Kudos to the British Heart Foundation for their Hard and Fast video campaign starring Vinnie Jones.
Aimed at educating the general public on the best way to perform CPR, the video sends up Jones' typecast gangster persona by making a Lock, Stock and Two Smoking Barrels spoof in which the former footballer - flanked by two blokes who look like they're appearing in the video in order to fund their way through Bouncer School - resuscitates a 'geezer' using only his hands because "you only kiss your Missus on the lips"...
The campaign went viral, racking up more than a million views on YouTube and earning a string of press coverage. By embracing celebrity culture, keeping the message simple and adding a twist of humour into the mix (the soundtrack for the video is the Bee Gees' Stayin' Alive), the British Heart Foundation unlocked a mass audience for a message that without the help of Jones and his burly companions could have been pretty worthy and dull.
Compare and contrast with some of the eco movement's attempts to engage a mass audience.

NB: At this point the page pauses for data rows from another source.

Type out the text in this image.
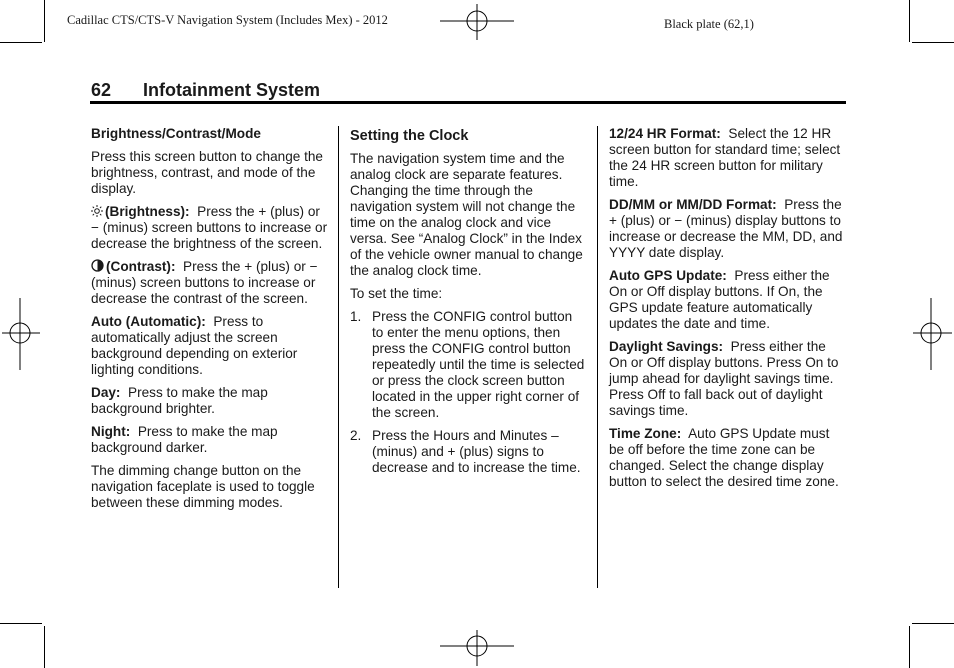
Cadillac CTS/CTS-V Navigation System (Includes Mex) - 2012	Black plate (62,1)
62 Infotainment System

Brightness/Contrast/Mode

Press this screen button to change the brightness, contrast, and mode of the display.

(Brightness): Press the + (plus) or − (minus) screen buttons to increase or decrease the brightness of the screen.

(Contrast): Press the + (plus) or − (minus) screen buttons to increase or decrease the contrast of the screen.

Auto (Automatic): Press to automatically adjust the screen background depending on exterior lighting conditions.

Day: Press to make the map background brighter.

Night: Press to make the map background darker.

The dimming change button on the navigation faceplate is used to toggle between these dimming modes.

Setting the Clock

The navigation system time and the analog clock are separate features. Changing the time through the navigation system will not change the time on the analog clock and vice versa. See “Analog Clock” in the Index of the vehicle owner manual to change the analog clock time.

To set the time:

1. Press the CONFIG control button to enter the menu options, then press the CONFIG control button repeatedly until the time is selected or press the clock screen button located in the upper right corner of the screen.
2. Press the Hours and Minutes – (minus) and + (plus) signs to decrease and to increase the time.

12/24 HR Format: Select the 12 HR screen button for standard time; select the 24 HR screen button for military time.

DD/MM or MM/DD Format: Press the + (plus) or − (minus) display buttons to increase or decrease the MM, DD, and YYYY date display.

Auto GPS Update: Press either the On or Off display buttons. If On, the GPS update feature automatically updates the date and time.

Daylight Savings: Press either the On or Off display buttons. Press On to jump ahead for daylight savings time. Press Off to fall back out of daylight savings time.

Time Zone: Auto GPS Update must be off before the time zone can be changed. Select the change display button to select the desired time zone.
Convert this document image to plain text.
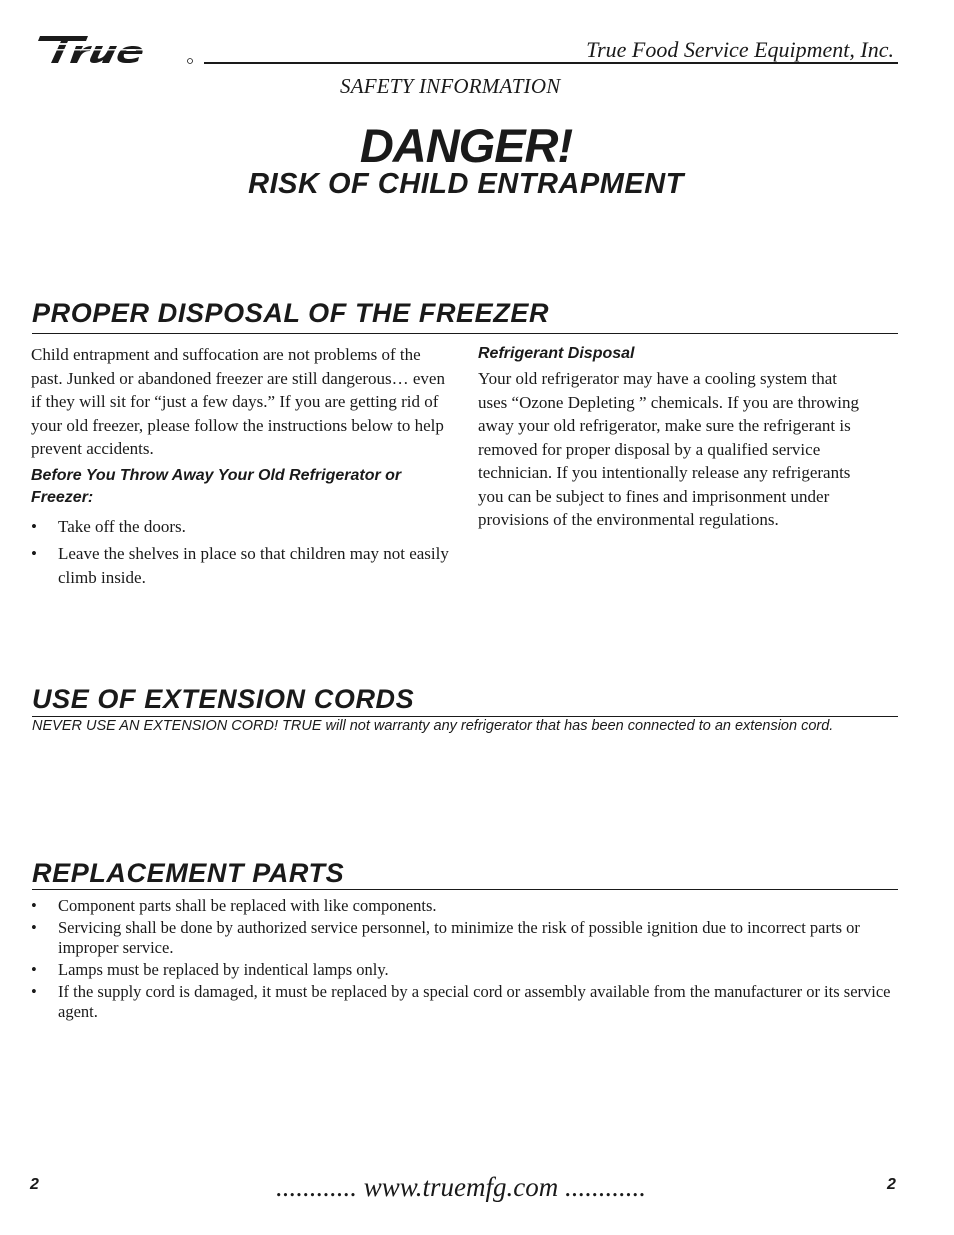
True Food Service Equipment, Inc.
SAFETY INFORMATION
DANGER!
RISK OF CHILD ENTRAPMENT
PROPER DISPOSAL OF THE FREEZER
Child entrapment and suffocation are not problems of the past. Junked or abandoned freezer are still dangerous… even if they will sit for “just a few days.” If you are getting rid of your old freezer, please follow the instructions below to help prevent accidents.
Before You Throw Away Your Old Refrigerator or Freezer:
• Take off the doors.
• Leave the shelves in place so that children may not easily climb inside.
Refrigerant Disposal
Your old refrigerator may have a cooling system that uses “Ozone Depleting ” chemicals. If you are throwing away your old refrigerator, make sure the refrigerant is removed for proper disposal by a qualified service technician. If you intentionally release any refrigerants you can be subject to fines and imprisonment under provisions of the environmental regulations.
USE OF EXTENSION CORDS
NEVER USE AN EXTENSION CORD! TRUE will not warranty any refrigerator that has been connected to an extension cord.
REPLACEMENT PARTS
• Component parts shall be replaced with like components.
• Servicing shall be done by authorized service personnel, to minimize the risk of possible ignition due to incorrect parts or improper service.
• Lamps must be replaced by indentical lamps only.
• If the supply cord is damaged, it must be replaced by a special cord or assembly available from the manufacturer or its service agent.
2	............ www.truemfg.com ............	2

Treehugger website recently hailed the fact that five 'eco movies' have been shortlisted in the Best Documentary category for this year's Oscars as a sign of the subject's rising popularity. Those films are: If a Tree Falls: A Story of the Earth Liberation Front (a tale about eco terrorists), Battle for Brooklyn, Jane's Journey, Semper Fi: Always Faithful, and Project Nim. How many have you seen? How many of them have you even heard of? Thought not...
At the time of writing the You ube trailers for those movies have a total of 82,046 views between them. That's more than 10 times less than what Vinnie managed on his own. Where the British Heart Foundation was brave enough to put its tongue firmly in its cheek to communicate an important message, too many in the green movement lack the boldness to make content that might appeal to people who have different interests to them (i.e. things other than climate change).
PETA, the US-based campaign for the ethical treatment of animals, has a history of taking a more populist approach to getting their message across. Much like Global Cool, the climate change campaign I work for, PETA has used celebrity association to engage the mainstream with their work. Their latest campaign will see them take their message into the world of pornography with the launch of a new .xxx domain version of their website. Users of the site will be forced to watch an animal being skinned before they get to see a celebrity in the buff.
Whether anyone will still be in the, er, 'mood' for doing whatever it is that they do while looking at naked ladies on the internet (I couldn't possibly comment) once they've seen an animal being liberated of its fur is up for debate. It's unlikely to win PETA any Oscars, that's for sure. But common consensus (and a load of search data from Google, no doubt) certainly suggests that the potential audience for PETA's message is significantly higher in the porn world than it is in the eco documentary world.
Eco terrorists and those who make documentaries about them should take note.